I'm definitely all for encouraging/catalyzing special-interest groups
to digitally scan works of interest to them. Such groups usually
bring in enthusiastic volunteers who will not only help to scan the
works, but will help in the proofing process to produce SDT.

Local historical societies, and genealogy groups (both by family
surname and by locality), are the notable groups which come to mind.
A startup project I'm working with, LibraryCity, has planned for a
while to mobilize these local special interest groups to digitize
their holdings and to get them online. LC plans to focus on the
usability and enhanceability of the final digital products. Blogs,
annotation, and collection interlinking are major features of the
LC focus.

> They would bootstrap themselves into existence, both on our site, and 
> through outside contacts, and make conscious efforts to assimilate 
> everything and anything that interests them and is clearable. Think LDS 
> genealogists meet the Borg.

Laugh. I live in Salt Lake City, and am an avid amateur genealogist.
I often do research in the Family History Library downtown. (I am NOT
LDS.)

>> The second, cataloging/copyright clearance, will take the scans which
>> have been done, and put together MARC (or equivalent) records for the
>> works (a lot of data can be taken from other libraries.) In addition,
>> the group can do the research on the copyright of the works, which of
>> course the cataloging information is important in the process.
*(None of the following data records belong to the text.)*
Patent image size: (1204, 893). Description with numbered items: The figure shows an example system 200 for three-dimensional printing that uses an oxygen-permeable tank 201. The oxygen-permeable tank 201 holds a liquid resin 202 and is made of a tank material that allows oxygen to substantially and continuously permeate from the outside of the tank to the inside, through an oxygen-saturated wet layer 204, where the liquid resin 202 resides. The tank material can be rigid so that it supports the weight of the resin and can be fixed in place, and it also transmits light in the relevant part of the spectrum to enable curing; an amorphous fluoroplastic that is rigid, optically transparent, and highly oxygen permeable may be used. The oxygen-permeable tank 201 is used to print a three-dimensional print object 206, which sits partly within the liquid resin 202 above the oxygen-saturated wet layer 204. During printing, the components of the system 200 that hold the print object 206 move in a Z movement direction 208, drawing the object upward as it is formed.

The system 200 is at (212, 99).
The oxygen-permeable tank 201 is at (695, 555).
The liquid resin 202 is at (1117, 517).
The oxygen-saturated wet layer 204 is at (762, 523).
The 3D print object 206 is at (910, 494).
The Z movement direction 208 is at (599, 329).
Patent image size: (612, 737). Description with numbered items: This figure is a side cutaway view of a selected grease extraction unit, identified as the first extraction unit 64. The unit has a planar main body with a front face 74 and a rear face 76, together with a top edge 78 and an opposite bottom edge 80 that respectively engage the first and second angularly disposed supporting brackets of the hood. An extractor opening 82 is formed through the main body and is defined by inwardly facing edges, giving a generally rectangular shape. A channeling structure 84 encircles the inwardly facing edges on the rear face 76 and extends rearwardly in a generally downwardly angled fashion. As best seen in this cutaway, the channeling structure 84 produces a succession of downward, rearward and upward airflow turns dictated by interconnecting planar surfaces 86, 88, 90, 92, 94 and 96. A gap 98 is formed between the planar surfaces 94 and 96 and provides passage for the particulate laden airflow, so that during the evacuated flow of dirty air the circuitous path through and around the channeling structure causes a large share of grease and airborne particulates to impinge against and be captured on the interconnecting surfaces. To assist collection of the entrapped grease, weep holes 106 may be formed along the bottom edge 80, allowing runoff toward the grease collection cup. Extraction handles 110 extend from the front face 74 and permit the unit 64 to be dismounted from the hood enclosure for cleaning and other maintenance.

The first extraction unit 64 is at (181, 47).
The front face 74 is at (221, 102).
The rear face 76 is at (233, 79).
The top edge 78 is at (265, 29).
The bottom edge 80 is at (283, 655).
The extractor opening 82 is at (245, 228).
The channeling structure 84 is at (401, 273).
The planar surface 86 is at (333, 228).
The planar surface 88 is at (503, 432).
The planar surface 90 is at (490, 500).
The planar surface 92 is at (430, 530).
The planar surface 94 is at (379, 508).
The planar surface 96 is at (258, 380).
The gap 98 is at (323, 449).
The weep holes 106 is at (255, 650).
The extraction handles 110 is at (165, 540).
And
>> finally, this group can look over the scans to determine if any pages
>> are missing or badly scanned (a sort of QC function).

> Again, provisional publication of the scans could help accelerate and 
> distribute that process.

Certainly. Placing the scans online (which I assume is what you mean
by "publication") certainly *requires* that cataloging records be
first generated from them, as well as copyright clearance. It is my
belief that whoever accesses the PGCan repository of finished works
can push a button and get the catalog record in the format of interest
to them, such as MARC-XML (Lars Aronsson talked about using FRBR --
don't know much about that.)

Jon Noring